Finalement, la politique de sécurité des Jeux olympiques et paralympiques renvoie également à la position du pays hôte dans l’économie et les relations internationales. Il s’agit de démontrer les capacités de l’État sur la scène géopolitique (l’intervention des États-Unis dans la sécurité des Jeux olympiques d’Athènes en 2004 peut ainsi être lue comme une forme de désaveu des capacités de la Grèce (Samatas, 2014)), mais aussi de démontrer les compétences des entreprises nationales dans ce domaine. Dès la fin des années 2010, les Jeux olympiques et paralympiques 2024 font ainsi l’objet d’une forte mobilisation de la part des groupes d’intérêt liés à l’industrie de la sécurité française, pour pouvoir obtenir des marchés et affirmer leur place face à la concurrence d’entreprises étrangères concurrentes. En France, les Jeux olympiques et paralympiques sont l’un des projets structurants du contrat 2020-2022 du Comité stratégique de filière des industries de sécurité. On note donc la centralité de cet événement dans la structuration de la filière et l’avancement de ses priorités auprès des représentant·es des pouvoirs publics, même si certains membres de l’industrie que j’ai pu rencontrer en entretien en regrettent le manque d’ambition. En tous les cas, les Jeux olympiques et paralympiques permettent d’expérimenter des nouvelles technologies et leur commercialisation (Picaud, 2021). D’abord, en facilitant les coopérations entre acteurs publics et privés. En effet, certaines entreprises dont l’offre provient plutôt du secteur numérique ne connaissent pas bien le fonctionnement des forces de l’ordre par exemple, et les Jeux olympiques et paralympiques sont un bon espace d’approche. Ensuite, en ce qui concerne la VSA, des images de vidéosurveillance seront collectées sur un ensemble divers de situations, avec une masse de publics : elles permettront d’affiner le fonctionnement des algorithmes en les testant en conditions réelles et pas seulement en laboratoire. C’est aussi une façon de négocier l’« acceptabilité sociale » de telles technologies, dans un contexte festif peu susceptible de donner lieu à des contestations.

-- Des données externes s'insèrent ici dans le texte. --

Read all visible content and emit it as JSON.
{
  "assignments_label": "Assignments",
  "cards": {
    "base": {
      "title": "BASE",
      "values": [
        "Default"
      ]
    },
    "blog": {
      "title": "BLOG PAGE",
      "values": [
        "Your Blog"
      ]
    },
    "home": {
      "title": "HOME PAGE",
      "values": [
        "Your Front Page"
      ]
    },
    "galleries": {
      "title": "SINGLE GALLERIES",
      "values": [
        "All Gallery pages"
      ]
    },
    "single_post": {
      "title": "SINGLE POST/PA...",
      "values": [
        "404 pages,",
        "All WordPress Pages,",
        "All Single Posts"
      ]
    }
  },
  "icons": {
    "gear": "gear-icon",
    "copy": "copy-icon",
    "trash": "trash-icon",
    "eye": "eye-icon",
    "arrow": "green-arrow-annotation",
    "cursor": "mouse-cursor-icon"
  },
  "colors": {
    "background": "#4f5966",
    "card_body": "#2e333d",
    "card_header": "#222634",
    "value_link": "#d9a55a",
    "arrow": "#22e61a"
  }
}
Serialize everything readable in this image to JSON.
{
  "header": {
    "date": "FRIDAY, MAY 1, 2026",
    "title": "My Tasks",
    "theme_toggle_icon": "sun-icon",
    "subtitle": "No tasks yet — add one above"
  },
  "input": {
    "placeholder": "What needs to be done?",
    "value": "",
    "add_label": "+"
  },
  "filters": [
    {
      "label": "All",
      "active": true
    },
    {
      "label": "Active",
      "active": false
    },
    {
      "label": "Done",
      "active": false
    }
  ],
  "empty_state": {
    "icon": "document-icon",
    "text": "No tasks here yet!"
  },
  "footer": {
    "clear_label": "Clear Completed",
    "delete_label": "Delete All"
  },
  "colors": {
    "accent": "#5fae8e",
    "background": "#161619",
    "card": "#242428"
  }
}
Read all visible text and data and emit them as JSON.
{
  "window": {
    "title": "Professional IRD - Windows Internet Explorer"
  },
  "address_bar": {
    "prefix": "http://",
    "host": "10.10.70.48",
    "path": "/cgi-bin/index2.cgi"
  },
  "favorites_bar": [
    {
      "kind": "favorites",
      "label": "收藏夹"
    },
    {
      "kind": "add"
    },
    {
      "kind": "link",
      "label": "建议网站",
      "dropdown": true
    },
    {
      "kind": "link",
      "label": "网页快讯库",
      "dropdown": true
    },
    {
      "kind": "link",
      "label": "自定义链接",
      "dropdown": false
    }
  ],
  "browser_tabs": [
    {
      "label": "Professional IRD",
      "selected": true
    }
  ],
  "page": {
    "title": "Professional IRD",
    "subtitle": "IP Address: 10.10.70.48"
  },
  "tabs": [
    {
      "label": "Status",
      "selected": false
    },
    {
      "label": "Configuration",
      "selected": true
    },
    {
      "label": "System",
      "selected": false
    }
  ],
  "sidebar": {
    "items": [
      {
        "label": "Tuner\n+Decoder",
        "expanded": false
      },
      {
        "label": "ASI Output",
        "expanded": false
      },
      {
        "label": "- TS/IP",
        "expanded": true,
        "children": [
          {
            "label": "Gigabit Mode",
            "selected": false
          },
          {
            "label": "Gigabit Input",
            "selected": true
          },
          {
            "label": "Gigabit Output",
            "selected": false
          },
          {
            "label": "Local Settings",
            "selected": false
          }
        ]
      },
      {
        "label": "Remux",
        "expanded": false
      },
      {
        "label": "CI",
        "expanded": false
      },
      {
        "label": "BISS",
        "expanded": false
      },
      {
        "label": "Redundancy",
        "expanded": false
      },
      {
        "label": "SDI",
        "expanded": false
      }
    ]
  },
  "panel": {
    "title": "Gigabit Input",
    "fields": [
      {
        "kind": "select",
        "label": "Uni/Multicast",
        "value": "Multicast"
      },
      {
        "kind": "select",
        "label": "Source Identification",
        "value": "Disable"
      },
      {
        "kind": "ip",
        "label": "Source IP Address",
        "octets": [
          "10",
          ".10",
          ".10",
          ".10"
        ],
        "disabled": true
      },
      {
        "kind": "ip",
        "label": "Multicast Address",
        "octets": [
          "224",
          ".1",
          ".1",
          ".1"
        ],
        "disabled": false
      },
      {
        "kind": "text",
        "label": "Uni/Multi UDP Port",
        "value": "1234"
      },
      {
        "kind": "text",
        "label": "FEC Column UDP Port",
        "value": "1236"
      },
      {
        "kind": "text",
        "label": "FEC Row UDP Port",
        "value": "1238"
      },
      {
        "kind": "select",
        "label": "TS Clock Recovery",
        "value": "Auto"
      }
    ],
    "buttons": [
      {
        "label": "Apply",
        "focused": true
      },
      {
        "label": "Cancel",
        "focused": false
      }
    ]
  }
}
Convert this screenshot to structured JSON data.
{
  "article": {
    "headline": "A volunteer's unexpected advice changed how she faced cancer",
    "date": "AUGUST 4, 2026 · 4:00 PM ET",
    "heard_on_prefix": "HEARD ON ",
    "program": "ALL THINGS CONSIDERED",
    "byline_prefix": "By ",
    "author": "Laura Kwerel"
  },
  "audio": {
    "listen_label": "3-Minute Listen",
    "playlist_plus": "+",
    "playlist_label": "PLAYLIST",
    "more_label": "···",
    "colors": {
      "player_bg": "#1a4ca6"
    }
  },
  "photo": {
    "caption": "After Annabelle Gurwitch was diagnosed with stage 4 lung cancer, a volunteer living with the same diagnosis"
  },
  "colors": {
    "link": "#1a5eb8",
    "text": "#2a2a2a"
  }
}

Justement, quels sont les différents groupes d’acteurs impliqués dans la mise en place de ces dispositifs de sécurité ? Les Jeux olympiques et paralympiques 2024 participent-ils à modifier, à cet égard, les rapports de pouvoir qui sous-tendent la gestion et la transformation des espaces urbains ?

La mise en œuvre de la politique de sécurité implique une grande diversité d’acteurs, des organisateurs des Jeux olympiques et paralympiques 2024 à la SOLIDEO, organisme responsable de la maîtrise d’ouvrage des bâtiments construits, aux forces de l’ordre publiques, agent·es de sécurité privée ou encore entreprises fournissant des services de sécurité (comme les algorithmes permettant d’analyser les images vidéo). Par ailleurs, des administrations ont été créées spécialement pour coordonner l’ensemble des acteurs qui interviendront dans la sécurité. Elles témoignent de la centralisation de cette politique : c’est le cas de la Délégation interministérielle aux Jeux olympiques et paralympiques (DIJOP), placée auprès du Premier ministre, ainsi que la Coordination nationale pour la sécurité des Jeux olympiques (CNSJ), auprès du ministre de l’Intérieur. Plusieurs membres de ces équipes sont d’ailleurs issus de l’organisation de l’Euro 2016, ce qui témoigne d’une forme de capitalisation sur l’expérience dans la sécurisation des grands événements.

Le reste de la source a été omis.